En premier lieu, l’agence précise que le terme « hydrogène bleu » rassemble divers modes de production d’hydrogène à partir de gaz naturel, auxquels sont ajoutés une technologie de capture, plus ou moins partielle, du CO2 émis sur site, puis d’un stockage (ou, dans certaines définitions, d’une valorisation de ce CO2). Certains états misent sur ce mode de production, en particulier les Etats-Unis, l’Angleterre, les Pays-Bas, la Russie… L’hydrogène bleu est aussi pris en compte par des organismes comme l’Agence Internationale de l’Energie, le Hydrogen Council ou encore l’initiative Gas for Climate qui pousse pour une dorsale en Europe.

Le problème est que la chaîne du gaz en France – importé principalement de Norvège et de Russie – se caractérise par des émissions fugitives (dues aux fuites et consommations d’énergies le long de la chaîne d’approvisionnement en gaz naturel).
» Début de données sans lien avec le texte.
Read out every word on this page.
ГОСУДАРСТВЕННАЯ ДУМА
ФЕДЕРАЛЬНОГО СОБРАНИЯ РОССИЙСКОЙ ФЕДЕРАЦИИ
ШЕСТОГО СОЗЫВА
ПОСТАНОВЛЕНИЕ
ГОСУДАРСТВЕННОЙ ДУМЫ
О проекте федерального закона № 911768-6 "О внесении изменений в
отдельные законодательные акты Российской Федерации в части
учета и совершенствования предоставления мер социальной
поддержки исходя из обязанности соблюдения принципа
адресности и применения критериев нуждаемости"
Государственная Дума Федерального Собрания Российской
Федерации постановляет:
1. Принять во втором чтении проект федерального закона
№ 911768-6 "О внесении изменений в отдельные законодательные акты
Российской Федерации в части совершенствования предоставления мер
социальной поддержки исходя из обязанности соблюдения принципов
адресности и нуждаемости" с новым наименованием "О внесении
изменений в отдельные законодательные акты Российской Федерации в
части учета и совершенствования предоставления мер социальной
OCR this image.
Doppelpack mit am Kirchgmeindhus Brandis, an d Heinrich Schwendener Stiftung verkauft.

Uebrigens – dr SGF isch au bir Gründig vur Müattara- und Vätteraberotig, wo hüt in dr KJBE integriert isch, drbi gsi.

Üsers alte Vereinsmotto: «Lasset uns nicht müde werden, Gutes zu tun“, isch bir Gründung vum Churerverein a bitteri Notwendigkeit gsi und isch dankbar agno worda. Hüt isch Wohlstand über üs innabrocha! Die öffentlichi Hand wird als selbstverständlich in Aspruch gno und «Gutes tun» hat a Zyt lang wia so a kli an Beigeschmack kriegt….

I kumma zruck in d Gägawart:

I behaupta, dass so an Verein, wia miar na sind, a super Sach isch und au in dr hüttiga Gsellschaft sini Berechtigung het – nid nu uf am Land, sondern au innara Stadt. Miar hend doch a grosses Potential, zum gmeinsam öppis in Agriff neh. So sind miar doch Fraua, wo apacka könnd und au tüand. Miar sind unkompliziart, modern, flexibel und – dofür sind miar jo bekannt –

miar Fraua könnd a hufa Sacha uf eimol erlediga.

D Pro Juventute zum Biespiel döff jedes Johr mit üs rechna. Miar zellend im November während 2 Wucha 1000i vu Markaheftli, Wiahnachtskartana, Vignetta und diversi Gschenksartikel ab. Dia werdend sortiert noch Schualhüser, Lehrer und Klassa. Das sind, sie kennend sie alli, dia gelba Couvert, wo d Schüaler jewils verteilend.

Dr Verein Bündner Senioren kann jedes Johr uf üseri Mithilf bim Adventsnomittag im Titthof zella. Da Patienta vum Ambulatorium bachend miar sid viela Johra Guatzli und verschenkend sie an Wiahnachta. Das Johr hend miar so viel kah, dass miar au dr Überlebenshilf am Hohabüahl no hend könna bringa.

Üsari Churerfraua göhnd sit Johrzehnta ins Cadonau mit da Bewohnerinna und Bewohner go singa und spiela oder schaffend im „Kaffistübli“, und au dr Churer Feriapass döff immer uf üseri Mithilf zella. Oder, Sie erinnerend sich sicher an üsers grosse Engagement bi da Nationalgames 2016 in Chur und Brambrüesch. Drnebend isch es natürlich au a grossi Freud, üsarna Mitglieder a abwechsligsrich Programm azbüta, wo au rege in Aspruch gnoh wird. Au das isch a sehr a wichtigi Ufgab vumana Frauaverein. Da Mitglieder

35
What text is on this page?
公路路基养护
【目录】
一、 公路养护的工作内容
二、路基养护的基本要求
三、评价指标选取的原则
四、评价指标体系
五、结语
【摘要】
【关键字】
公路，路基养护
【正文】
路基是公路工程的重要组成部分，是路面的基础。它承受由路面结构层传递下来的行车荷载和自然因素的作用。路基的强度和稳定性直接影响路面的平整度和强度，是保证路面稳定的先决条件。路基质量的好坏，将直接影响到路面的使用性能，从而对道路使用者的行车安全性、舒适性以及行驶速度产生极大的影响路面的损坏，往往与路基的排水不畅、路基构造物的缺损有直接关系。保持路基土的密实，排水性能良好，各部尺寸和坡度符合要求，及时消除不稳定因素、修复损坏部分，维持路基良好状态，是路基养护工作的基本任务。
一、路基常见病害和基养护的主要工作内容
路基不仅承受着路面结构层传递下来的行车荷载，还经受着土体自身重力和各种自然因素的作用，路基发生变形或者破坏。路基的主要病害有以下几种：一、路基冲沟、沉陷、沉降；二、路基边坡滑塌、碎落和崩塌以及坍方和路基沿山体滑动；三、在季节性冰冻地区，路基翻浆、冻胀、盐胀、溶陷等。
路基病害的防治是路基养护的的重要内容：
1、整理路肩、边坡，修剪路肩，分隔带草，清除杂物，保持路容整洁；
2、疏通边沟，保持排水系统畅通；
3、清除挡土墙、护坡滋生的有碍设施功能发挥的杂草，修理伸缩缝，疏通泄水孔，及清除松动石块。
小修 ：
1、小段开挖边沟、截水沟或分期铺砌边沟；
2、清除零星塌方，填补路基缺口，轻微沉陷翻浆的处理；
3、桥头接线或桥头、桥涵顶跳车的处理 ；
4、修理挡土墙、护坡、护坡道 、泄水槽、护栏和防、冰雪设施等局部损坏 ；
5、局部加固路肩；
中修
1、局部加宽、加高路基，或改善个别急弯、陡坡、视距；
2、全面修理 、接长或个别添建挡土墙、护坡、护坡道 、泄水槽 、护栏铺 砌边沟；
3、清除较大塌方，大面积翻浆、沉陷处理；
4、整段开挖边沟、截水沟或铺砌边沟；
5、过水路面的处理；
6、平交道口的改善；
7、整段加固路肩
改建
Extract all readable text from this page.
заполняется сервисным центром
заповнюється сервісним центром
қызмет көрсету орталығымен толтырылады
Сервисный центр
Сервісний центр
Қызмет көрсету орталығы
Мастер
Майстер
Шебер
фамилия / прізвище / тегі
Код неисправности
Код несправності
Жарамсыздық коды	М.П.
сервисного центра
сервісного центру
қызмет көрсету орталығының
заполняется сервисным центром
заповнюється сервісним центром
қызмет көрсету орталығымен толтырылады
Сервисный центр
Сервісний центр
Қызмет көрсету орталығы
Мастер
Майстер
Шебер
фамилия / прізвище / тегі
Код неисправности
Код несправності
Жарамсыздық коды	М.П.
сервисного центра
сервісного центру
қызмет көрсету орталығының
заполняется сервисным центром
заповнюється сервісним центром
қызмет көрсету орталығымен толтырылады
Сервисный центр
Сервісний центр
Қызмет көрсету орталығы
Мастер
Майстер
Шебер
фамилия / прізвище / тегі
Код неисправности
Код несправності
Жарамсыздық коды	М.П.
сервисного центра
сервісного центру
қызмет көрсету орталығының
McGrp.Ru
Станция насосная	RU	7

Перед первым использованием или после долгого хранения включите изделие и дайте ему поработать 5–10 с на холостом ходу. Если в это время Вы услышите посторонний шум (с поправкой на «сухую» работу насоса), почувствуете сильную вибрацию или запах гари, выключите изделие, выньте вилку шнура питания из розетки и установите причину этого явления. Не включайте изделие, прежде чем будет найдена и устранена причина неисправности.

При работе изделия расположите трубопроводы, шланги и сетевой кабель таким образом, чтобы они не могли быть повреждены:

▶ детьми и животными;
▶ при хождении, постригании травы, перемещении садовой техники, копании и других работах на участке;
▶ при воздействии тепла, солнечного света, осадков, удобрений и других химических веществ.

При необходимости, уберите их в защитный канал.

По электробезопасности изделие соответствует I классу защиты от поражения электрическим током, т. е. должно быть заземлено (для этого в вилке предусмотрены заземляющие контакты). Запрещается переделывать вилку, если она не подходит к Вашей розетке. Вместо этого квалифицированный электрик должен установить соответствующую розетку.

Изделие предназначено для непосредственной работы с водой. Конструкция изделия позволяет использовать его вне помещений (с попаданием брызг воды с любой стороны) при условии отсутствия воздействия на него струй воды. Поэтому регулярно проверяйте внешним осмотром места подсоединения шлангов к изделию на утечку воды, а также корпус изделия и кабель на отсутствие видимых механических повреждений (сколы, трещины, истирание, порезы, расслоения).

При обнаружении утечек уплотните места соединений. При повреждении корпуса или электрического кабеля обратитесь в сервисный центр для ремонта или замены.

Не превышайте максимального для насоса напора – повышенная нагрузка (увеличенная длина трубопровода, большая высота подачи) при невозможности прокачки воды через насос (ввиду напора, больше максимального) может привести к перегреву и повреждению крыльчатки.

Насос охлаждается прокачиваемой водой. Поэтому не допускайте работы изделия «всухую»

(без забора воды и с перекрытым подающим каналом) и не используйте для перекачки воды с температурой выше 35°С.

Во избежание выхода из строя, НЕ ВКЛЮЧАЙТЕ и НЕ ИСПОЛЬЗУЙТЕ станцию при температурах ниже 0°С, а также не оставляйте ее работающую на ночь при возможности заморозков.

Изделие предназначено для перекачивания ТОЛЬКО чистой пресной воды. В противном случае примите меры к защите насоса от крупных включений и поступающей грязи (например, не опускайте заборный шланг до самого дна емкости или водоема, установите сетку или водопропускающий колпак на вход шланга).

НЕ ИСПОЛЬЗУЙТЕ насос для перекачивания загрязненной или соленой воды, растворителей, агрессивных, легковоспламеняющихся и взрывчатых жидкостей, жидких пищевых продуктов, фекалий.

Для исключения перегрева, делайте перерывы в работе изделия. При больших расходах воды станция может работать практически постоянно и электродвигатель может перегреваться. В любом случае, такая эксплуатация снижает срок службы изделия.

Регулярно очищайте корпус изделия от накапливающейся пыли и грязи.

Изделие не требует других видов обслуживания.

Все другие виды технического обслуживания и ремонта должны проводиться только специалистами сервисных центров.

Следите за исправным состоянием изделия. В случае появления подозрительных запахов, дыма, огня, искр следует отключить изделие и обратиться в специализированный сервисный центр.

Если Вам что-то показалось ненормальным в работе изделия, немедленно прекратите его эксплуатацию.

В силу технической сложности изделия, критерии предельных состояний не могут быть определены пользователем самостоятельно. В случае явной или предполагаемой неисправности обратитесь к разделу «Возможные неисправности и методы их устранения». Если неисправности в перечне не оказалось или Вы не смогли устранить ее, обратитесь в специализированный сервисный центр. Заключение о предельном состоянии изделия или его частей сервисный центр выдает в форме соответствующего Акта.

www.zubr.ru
Ces émissions sont faibles en Norvège, plus importantes en Russie (taux de 0,7 % en production et de 1,3 % en transmissions), et elles sont sans doute sous-estimées. Elles ont donc un impact sur la production d’hydrogène, dans la mesure où ces émissions ne pourront pas être captées sur site.

Pour cet avis, l’ADEME s’est ensuite basée sur deux technologies de captage : celle par absorption chimique et celle par cryogénie (utilisée par Air Liquide à Port-Jérôme). Et selon les solutions, l’hydrogène bleu excède le seuil d’émission des trois kilos de CO2 équivalent (éqCO2) par kilo d’hydrogène produit, proposé par la taxonomie européenne. Et il émet parfois bien plus. Ainsi, l’hydrogène produit par des vaporeformeurs de méthane (SMR) avec captage du CO2 en cryogénie en pré-combustion est à 6,3 kg. Le seuil retombe à 3,5 kg avec un captage aux amines en postcombustion. C’est toujours mieux que les 11,7 kg de vaporeformage sans capture du carbone (l’hydrogène gris).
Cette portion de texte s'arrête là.